Notre objectif est clair : créer de la valeur tangible.
CONGOPROFOND.NET : Quels conseils donneriez-vous aux entreprises qui hésitent encore à amorcer leur transformation digitale ?
Estelle Essame : Le principal risque aujourd’hui, c’est l’inaction.
La transformation digitale doit être progressive, structurée et alignée sur les objectifs business. Il ne s’agit pas de tout transformer, mais de prioriser les leviers à fort impact.
Il est aussi essentiel de s’entourer des bonnes expertises et d’adopter une culture d’adaptation continue.
CONGOPROFOND.NET : Quelles tendances digitales marqueront les prochaines années en Afrique ?

Estelle Essame : L’intelligence artificielle va accélérer beaucoup de choses. En parallèle, la cybersécurité deviendra critique.
Je crois également à la montée des solutions africaines, pensées pour nos réalités. Nous allons passer progressivement d’un modèle d’adoption à un modèle de création.
CONGOPROFOND.NET : Comment les jeunes et les startups peuvent-ils tirer parti de cette dynamique ?
Estelle Essame : Les opportunités sont considérables. Ils doivent se positionner rapidement, développer des compétences solides et miser sur la collaboration.
Des plateformes comme DIGI’TALK leur permettent de gagner en visibilité, de rencontrer des partenaires et d’accélérer leur croissance.
CONGOPROFOND.NET : Pourquoi faut-il absolument participer à DIGI’TALK Douala 2026 ?
Estelle Essame : Parce que DIGI’TALK est un catalyseur d’opportunités.
C’est un espace où se rencontrent les acteurs qui façonnent l’avenir du digital en Afrique centrale. En une seule expérience, les participants accèdent à un réseau qualifié, à des insights stratégiques et à des opportunités concrètes.
C’est un rendez-vous à forte valeur ajoutée.
CONGOPROFOND.NET : Un dernier message aux acteurs du numérique et aux décideurs africains ?

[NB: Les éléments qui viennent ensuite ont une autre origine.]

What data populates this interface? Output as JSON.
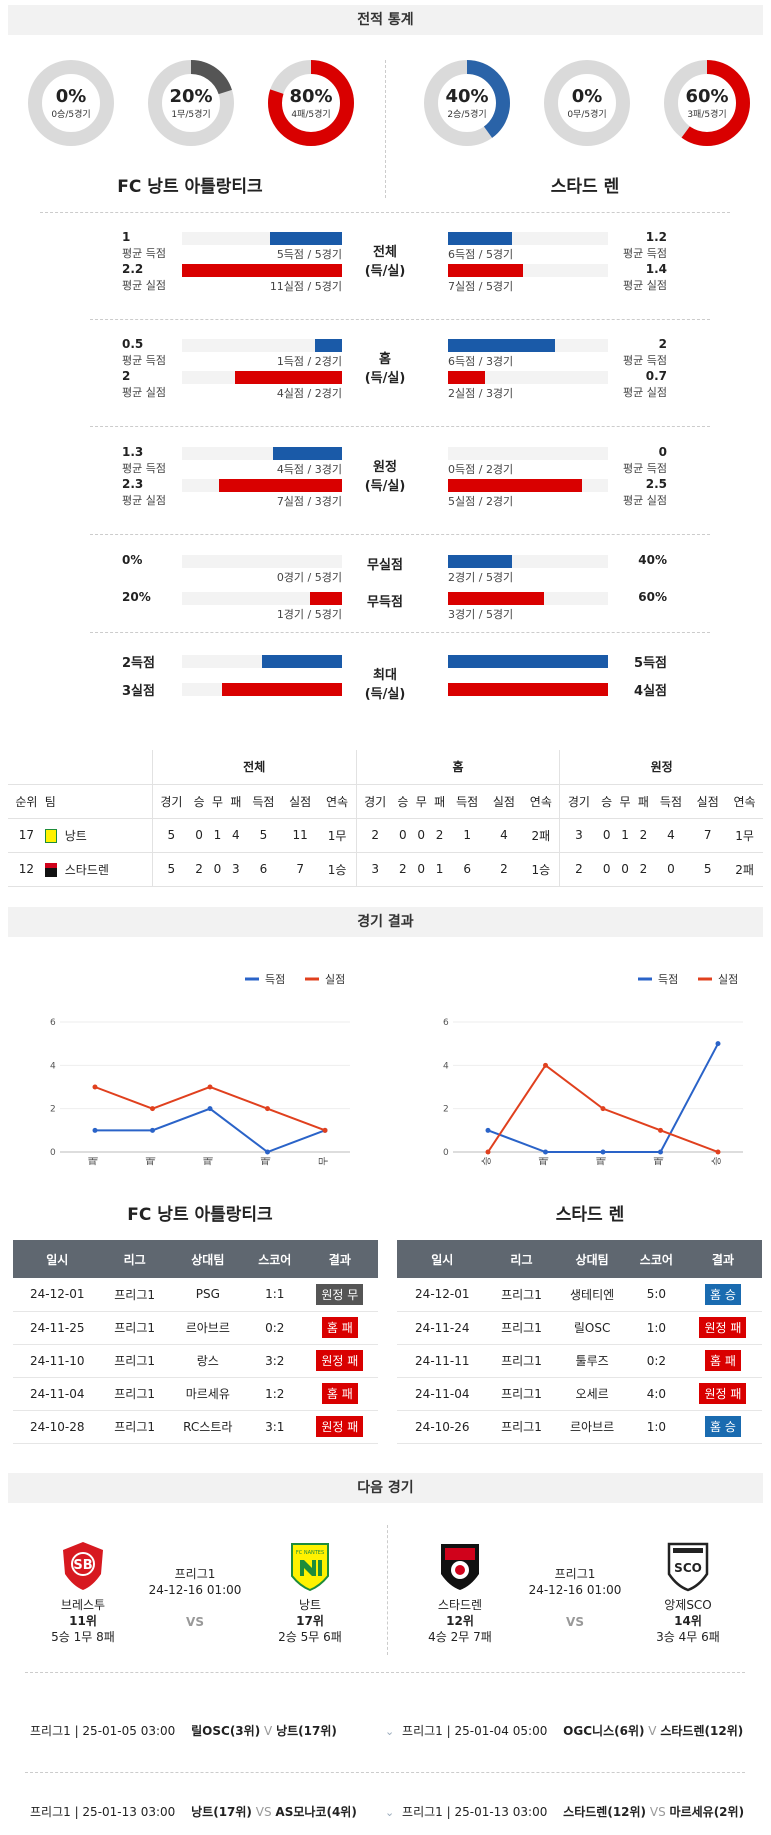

Estelle Essame : Nous sommes à un tournant décisif. L’Afrique ne peut plus se contenter d’être un marché de consommation technologique.
Elle doit s’affirmer comme un acteur de création, d’innovation et de production de solutions adaptées à ses réalités.
Cela exige une mobilisation collective : institutions, secteur privé, talents et entrepreneurs.
C’est à ce prix que nous construirons une Afrique qui ne subit pas la transformation digitale, mais qui la façonne.